第一話悪魔召喚
例えば、そう……年齢的にもそろそろ悪魔教徒になってもいいかなと思い、
C級映画量産で名高いシャ○ラン監督の「デビル」や、
死霊の盆踊りなどを違法ダウンロードして、
部屋に流している俺は33歳だ。
33歳無職、実家暮らしにとって世界とは平坦すぎるほど
平坦で、つるっとしていて、どこにもとっかかりはない。
昨日も俺はカウンセラーのおねえちゃんと楽しく会話してきた。
キャバクラに行くよりはよっぽど建設的だろ?キャバクラなんていったこともねーけど。
ああ、会話の内容は宇宙についてだ。お前ら知ってるか?この世界って広いんだぜ。
俺にはまったく関係ねえけどな。
無職ってさ、世間的には悪いことしてるように見えるだろ。
そんなことないんだぜ。ネトゲしたりネットしてたりすると
気付いたら一年経ってる感じだな。
パチンコもパチスロも麻薬も風俗もやってないぜ。
そんなもんに手出して、俺の非効率的な人生を
もっと非効率にしてどうすんだ。
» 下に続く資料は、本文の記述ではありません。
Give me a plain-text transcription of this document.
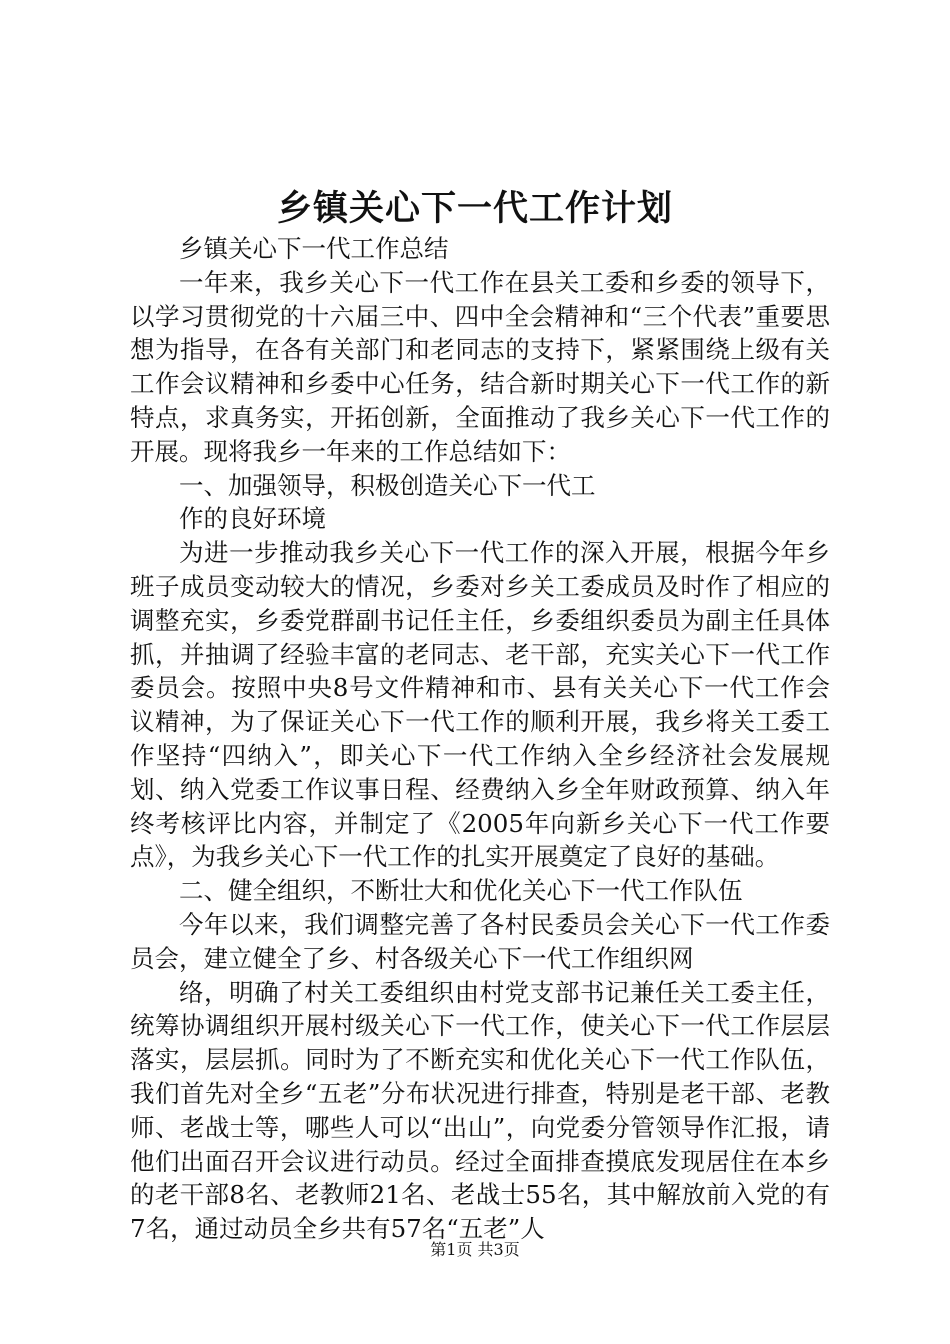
乡镇关心下一代工作计划

乡镇关心下一代工作总结

一年来，我乡关心下一代工作在县关工委和乡委的领导下，以学习贯彻党的十六届三中、四中全会精神和“三个代表”重要思想为指导，在各有关部门和老同志的支持下，紧紧围绕上级有关工作会议精神和乡委中心任务，结合新时期关心下一代工作的新特点，求真务实，开拓创新，全面推动了我乡关心下一代工作的开展。现将我乡一年来的工作总结如下：

一、加强领导，积极创造关心下一代工

作的良好环境

为进一步推动我乡关心下一代工作的深入开展，根据今年乡班子成员变动较大的情况，乡委对乡关工委成员及时作了相应的调整充实，乡委党群副书记任主任，乡委组织委员为副主任具体抓，并抽调了经验丰富的老同志、老干部，充实关心下一代工作委员会。按照中央8号文件精神和市、县有关关心下一代工作会议精神，为了保证关心下一代工作的顺利开展，我乡将关工委工作坚持“四纳入”，即关心下一代工作纳入全乡经济社会发展规划、纳入党委工作议事日程、经费纳入乡全年财政预算、纳入年终考核评比内容，并制定了《2005年向新乡关心下一代工作要点》，为我乡关心下一代工作的扎实开展奠定了良好的基础。

二、健全组织，不断壮大和优化关心下一代工作队伍

今年以来，我们调整完善了各村民委员会关心下一代工作委员会，建立健全了乡、村各级关心下一代工作组织网

络，明确了村关工委组织由村党支部书记兼任关工委主任，统筹协调组织开展村级关心下一代工作，使关心下一代工作层层落实，层层抓。同时为了不断充实和优化关心下一代工作队伍，我们首先对全乡“五老”分布状况进行排查，特别是老干部、老教师、老战士等，哪些人可以“出山”，向党委分管领导作汇报，请他们出面召开会议进行动员。经过全面排查摸底发现居住在本乡的老干部8名、老教师21名、老战士55名，其中解放前入党的有7名，通过动员全乡共有57名“五老”人

第1页 共3页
親兄弟もマックスまで心配させてんのに
これ以上リミッター外す気はないね。
そんな、なんかのドエムプレイか修行みたいな
俺のクソみたいな人生にもそろそろ飽きてきた。
別に童貞でもねえし、今はくっそキモイおっさんだけどイケメンぽかった時期もある。
死ぬほどの気力もでねーわ。わりと惨めで不幸なはずなんだけどな。
もしかしたら前は幸せだったのかもなあ。覚えてねえけど
ああ、悪魔教徒になる話だったな。そう、俺は悪魔教徒になりたいのだ。
でも聖書、悪魔教義とか勉強する気はないし、
無職がガチの悪魔教に入るのも何かダサくね?社会へのるさんちまんゆえに?てやつ?
タダ飯食っといて、俺にそんなん言う権利ねえよなー。
大体悪魔教って何よ。キリスト教が正義という視点ならあとは全部悪魔教なんちゃうんか。
あーめんどくせえなー。
ぶっ
俺はパソコンでネットサーフィンをしながら、愛用の椅子に屁をこいた。
「くっさっ!あとキモっ!おっさんキモっ!」
「はぁ?」
俺のいつもの濁った視界の先に、二本の見事な角が頭から生えた黒髪の美少女が立っていた。
机の上に立っているので、見上げたスカートの中から白パンツがチラチラと見えている。
「トナカイの妖精?」
マジか。ここまで正気を保ってきた俺にもついに幻覚が!
「……トナカイ?」
俺の前に現れたトナカイの妖精はまだ事態を把握しきれていないようだ。
「トナカイっぽい角してんじゃん?それで美少女だったら妖精だろ」
日本のファンタジーのよくある文法だろ。マジ常識ない幻覚だなこいつ。
「……」
はぁ、幻覚もこんなもんか。だまりこみやがった。
明日精神科いこ。お薬もらって人生やり直すいい機会かもな。
「…ぁ…く……ま……だもん」
机の上に仁王立ちしてパンツ丸出しの幻覚はなんかブツブツいっている。
「私は悪魔なの!」
目に涙をいっぱい浮かべて、大きな眼で上からよく分からないことを俺に……
「悪魔!!!!!!!マジで!」
まん☆画○郎先生の描く登場人物のような顔で俺は驚いた。そして喜んだ。